Homeboy’s planned-change vocabulary is the shared core language for work that starts as a plan and may eventually mutate files or publish external state.

The lifecycle is:

text
plan -> execute -> artifact -> approve -> apply -> publish

Core Contract

The contract types live in src/core/execution.rs and are intentionally usable without changing existing command JSON output shapes.

  • ExecutionRequest captures the subject, selected ExecutionMode, optional HomeboyPlan, approval scope, inputs, and policy.
  • ExecutionRun captures the run status, step results, produced artifacts, warnings, and metadata.
  • ExecutionStepResult records one executed step without forcing each command to expose a new public output envelope.
  • ChangeArtifact records a proposed or captured change with provenance, files, diff/path data, approval scope, and metadata.
  • ApplyRequest and ApplyResult describe local worktree mutation.
  • PublishRequest and PublishResult describe durable externalization such as commits, pushes, pull requests, releases, and deploys.

Mode Mapping

Existing command flags keep their command-specific behavior and output. Internally they can map to ExecutionMode when a caller needs shared planned-change semantics:

Existing CLI vocabularyExecutionModeMeaning
--plan, previewplanDescribe intended work without running executable steps.
--dry-run, dry-rundry_runRun far enough to preview effects without durable writes.
--capture-patch, capture-patchcapture_patchExecute and preserve proposed file changes as artifacts.
--write, --apply, write, applyapplyMaterialize an approved or command-permitted change locally.
--execute, run, executeexecuteExecute the requested workflow directly.

Use ExecutionMode::from_cli_value() for value-style inputs.

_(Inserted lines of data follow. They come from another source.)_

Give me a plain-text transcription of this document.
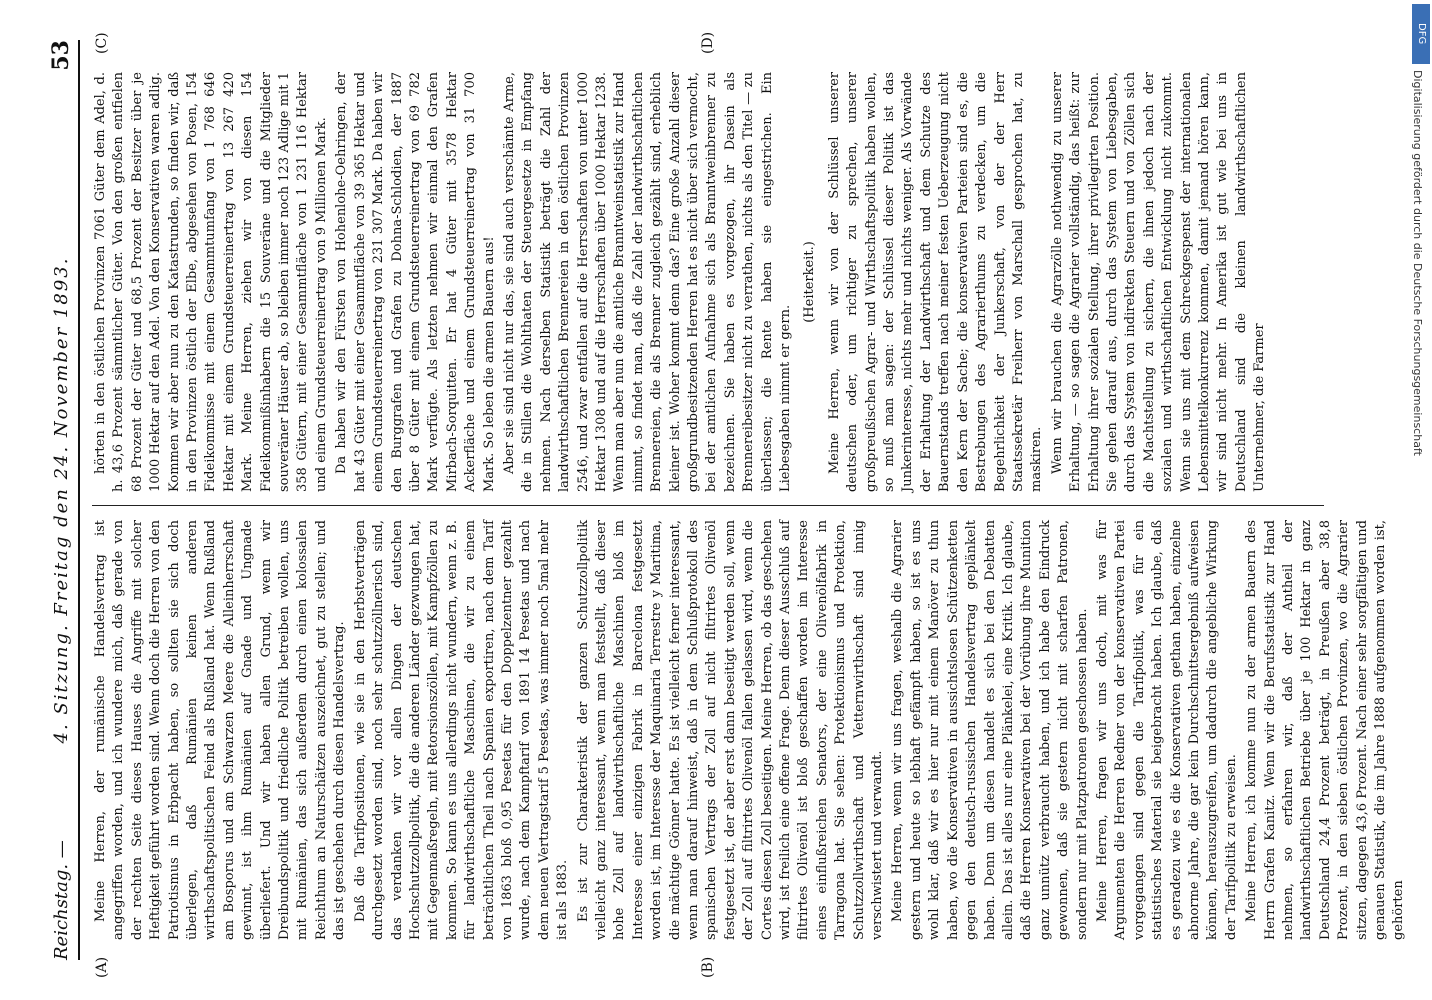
Reichstag. —
4. Sitzung. Freitag den 24. November 1893.
53
(A)	(B)
(C)	(D)

Meine Herren, der rumänische Handelsvertrag ist angegriffen worden, und ich wundere mich, daß gerade von der rechten Seite dieses Hauses die Angriffe mit solcher Heftigkeit geführt worden sind. Wenn doch die Herren von den Patriotismus in Erbpacht haben, so sollten sie sich doch überlegen, daß Rumänien keinen anderen wirthschaftspolitischen Feind als Rußland hat. Wenn Rußland am Bosporus und am Schwarzen Meere die Alleinherrschaft gewinnt, ist ihm Rumänien auf Gnade und Ungnade überliefert. Und wir haben allen Grund, wenn wir Dreibundspolitik und friedliche Politik betreiben wollen, uns mit Rumänien, das sich außerdem durch einen kolossalen Reichthum an Naturschätzen auszeichnet, gut zu stellen; und das ist geschehen durch diesen Handelsvertrag. Daß die Tarifpositionen, wie sie in den Herbstverträgen durchgesetzt worden sind, noch sehr schutzzöllnerisch sind, das verdanken wir vor allen Dingen der deutschen Hochschutzzollpolitik, die die anderen Länder gezwungen hat, mit Gegenmaßregeln, mit Retorsionszöllen, mit Kampfzöllen zu kommen. So kann es uns allerdings nicht wundern, wenn z. B. für landwirthschaftliche Maschinen, die wir zu einem beträchtlichen Theil nach Spanien exportiren, nach dem Tarif von 1863 bloß 0,95 Pesetas für den Doppelzentner gezahlt wurde, nach dem Kampftarif von 1891 14 Pesetas und nach dem neuen Vertragstarif 5 Pesetas, was immer noch 5mal mehr ist als 1883. Es ist zur Charakteristik der ganzen Schutzzollpolitik vielleicht ganz interessant, wenn man feststellt, daß dieser hohe Zoll auf landwirthschaftliche Maschinen bloß im Interesse einer einzigen Fabrik in Barcelona festgesetzt worden ist, im Interesse der Maquinaria Terrestre y Maritima, die mächtige Gönner hatte. Es ist vielleicht ferner interessant, wenn man darauf hinweist, daß in dem Schlußprotokoll des spanischen Vertrags der Zoll auf nicht filtrirtes Olivenöl festgesetzt ist, der aber erst dann beseitigt werden soll, wenn der Zoll auf filtrirtes Olivenöl fallen gelassen wird, wenn die Cortes diesen Zoll beseitigen. Meine Herren, ob das geschehen wird, ist freilich eine offene Frage. Denn dieser Ausschluß auf filtrirtes Olivenöl ist bloß geschaffen worden im Interesse eines einflußreichen Senators, der eine Olivenölfabrik in Tarragona hat. Sie sehen: Protektionismus und Protektion, Schutzzollwirthschaft und Vetternwirthschaft sind innig verschwistert und verwandt. Meine Herren, wenn wir uns fragen, weshalb die Agrarier gestern und heute so lebhaft gefämpft haben, so ist es uns wohl klar, daß wir es hier nur mit einem Manöver zu thun haben, wo die Konservativen in aussichtslosen Schützenketten gegen den deutsch-russischen Handelsvertrag geplänkelt haben. Denn um diesen handelt es sich bei den Debatten allein. Das ist alles nur eine Plänkelei, eine Kritik. Ich glaube, daß die Herren Konservativen bei der Vorübung ihre Munition ganz unnütz verbraucht haben, und ich habe den Eindruck gewonnen, daß sie gestern nicht mit scharfen Patronen, sondern nur mit Platzpatronen geschossen haben. Meine Herren, fragen wir uns doch, mit was für Argumenten die Herren Redner von der konservativen Partei vorgegangen sind gegen die Tarifpolitik, was für ein statistisches Material sie beigebracht haben. Ich glaube, daß es geradezu wie es die Konservativen gethan haben, einzelne abnorme Jahre, die gar kein Durchschnittsergebniß aufweisen können, herauszugreifen, um dadurch die angebliche Wirkung der Tarifpolitik zu erweisen. Meine Herren, ich komme nun zu der armen Bauern des Herrn Grafen Kanitz. Wenn wir die Berufsstatistik zur Hand nehmen, so erfahren wir, daß der Antheil der landwirthschaftlichen Betriebe über je 100 Hektar in ganz Deutschland 24,4 Prozent beträgt, in Preußen aber 38,8 Prozent, in den sieben östlichen Provinzen, wo die Agrarier sitzen, dagegen 43,6 Prozent. Nach einer sehr sorgfältigen und genauen Statistik, die im Jahre 1888 aufgenommen worden ist, gehörten

hörten in den östlichen Provinzen 7061 Güter dem Adel, d. h. 43,6 Prozent sämmtlicher Güter. Von den großen entfielen 68 Prozent der Güter und 68,5 Prozent der Besitzer über je 1000 Hektar auf den Adel. Von den Konservativen waren adlig. Kommen wir aber nun zu den Katastrunden, so finden wir, daß in den Provinzen östlich der Elbe, abgesehen von Posen, 154 Fideikommisse mit einem Gesammtumfang von 1 768 646 Hektar mit einem Grundsteuerreinertrag von 13 267 420 Mark. Meine Herren, ziehen wir von diesen 154 Fideikommißinhabern die 15 Souveräne und die Mitglieder souveräner Häuser ab, so bleiben immer noch 123 Adlige mit 1 358 Gütern, mit einer Gesammtfläche von 1 231 116 Hektar und einem Grundsteuerreinertrag von 9 Millionen Mark. Da haben wir den Fürsten von Hohenlohe-Oehringen, der hat 43 Güter mit einer Gesammtfläche von 39 365 Hektar und einem Grundsteuerreinertrag von 231 307 Mark. Da haben wir den Burggrafen und Grafen zu Dohna-Schlodien, der 1887 über 8 Güter mit einem Grundsteuerreinertrag von 69 782 Mark verfügte. Als letzten nehmen wir einmal den Grafen Mirbach-Sorquitten. Er hat 4 Güter mit 3578 Hektar Ackerfläche und einem Grundsteuerreinertrag von 31 700 Mark. So leben die armen Bauern aus! Aber sie sind nicht nur das, sie sind auch verschämte Arme, die in Stillen die Wohlthaten der Steuergesetze in Empfang nehmen. Nach derselben Statistik beträgt die Zahl der landwirthschaftlichen Brennereien in den östlichen Provinzen 2546, und zwar entfallen auf die Herrschaften von unter 1000 Hektar 1308 und auf die Herrschaften über 1000 Hektar 1238. Wenn man aber nun die amtliche Branntweinstatistik zur Hand nimmt, so findet man, daß die Zahl der landwirthschaftlichen Brennereien, die als Brenner zugleich gezählt sind, erheblich kleiner ist. Woher kommt denn das? Eine große Anzahl dieser großgrundbesitzenden Herren hat es nicht über sich vermocht, bei der amtlichen Aufnahme sich als Branntweinbrenner zu bezeichnen. Sie haben es vorgezogen, ihr Dasein als Brennereibesitzer nicht zu verrathen, nichts als den Titel — zu überlassen; die Rente haben sie eingestrichen. Ein Liebesgaben nimmt er gern.

(Heiterkeit.) Meine Herren, wenn wir von der Schlüssel unserer deutschen oder, um richtiger zu sprechen, unserer großpreußischen Agrar- und Wirthschaftspolitik haben wollen, so muß man sagen: der Schlüssel dieser Politik ist das Junkerinteresse, nichts mehr und nichts weniger. Als Vorwände der Erhaltung der Landwirthschaft und dem Schutze des Bauernstands treffen nach meiner festen Ueberzeugung nicht den Kern der Sache; die konservativen Parteien sind es, die Bestrebungen des Agrarierthums zu verdecken, um die Begehrlichkeit der Junkerschaft, von der der Herr Staatssekretär Freiherr von Marschall gesprochen hat, zu maskiren. Wenn wir brauchen die Agrarzölle nothwendig zu unserer Erhaltung, — so sagen die Agrarier vollständig, das heißt: zur Erhaltung ihrer sozialen Stellung, ihrer privilegirten Position. Sie gehen darauf aus, durch das System von Liebesgaben, durch das System von indirekten Steuern und von Zöllen sich die Machtstellung zu sichern, die ihnen jedoch nach der sozialen und wirthschaftlichen Entwicklung nicht zukommt. Wenn sie uns mit dem Schreckgespenst der internationalen Lebensmittelkonkurrenz kommen, damit jemand hören kann, wir sind nicht mehr. In Amerika ist gut wie bei uns in Deutschland sind die kleinen landwirthschaftlichen Unternehmer, die Farmer

DFG
Digitalisierung gefördert durch die Deutsche Forschungsgemeinschaft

Boolean flag handlers should map their selected command behavior to the same mode values at the call site when they adopt the contract.

Existing Workflow Mapping

  • Release planning remains represented by HomeboyPlan; release run results can project into ExecutionRun and ChangeArtifact without changing release CLI JSON.
  • Runner/Lab patch capture can project captured patches or deltas into ChangeArtifact; local mutation belongs in ApplyResult.
  • Refactor write paths can treat --write as ExecutionMode::Apply while preserving their existing command outputs.
  • WP Codebox-style adapters should split local file mutation from publish steps: apply verifies and writes files, while publish commits, pushes, opens pull requests, releases, or deploys.

Extension Guidance

Extensions do not need to adopt every type at once. A useful first slice is:

  1. Accept or emit ExecutionMode when a command supports plan, dry-run, capture, apply, or execute behavior.
  2. Emit ChangeArtifact for proposed file changes with enough provenance to identify the source run, step, command, and captured snapshot.
  3. Return ApplyResult when an approved artifact mutates a local worktree.
  4. Return PublishResult only for post-apply externalization.

This keeps the core vocabulary consistent for fleet cooking while allowing each command and extension to preserve current public JSON contracts during migration.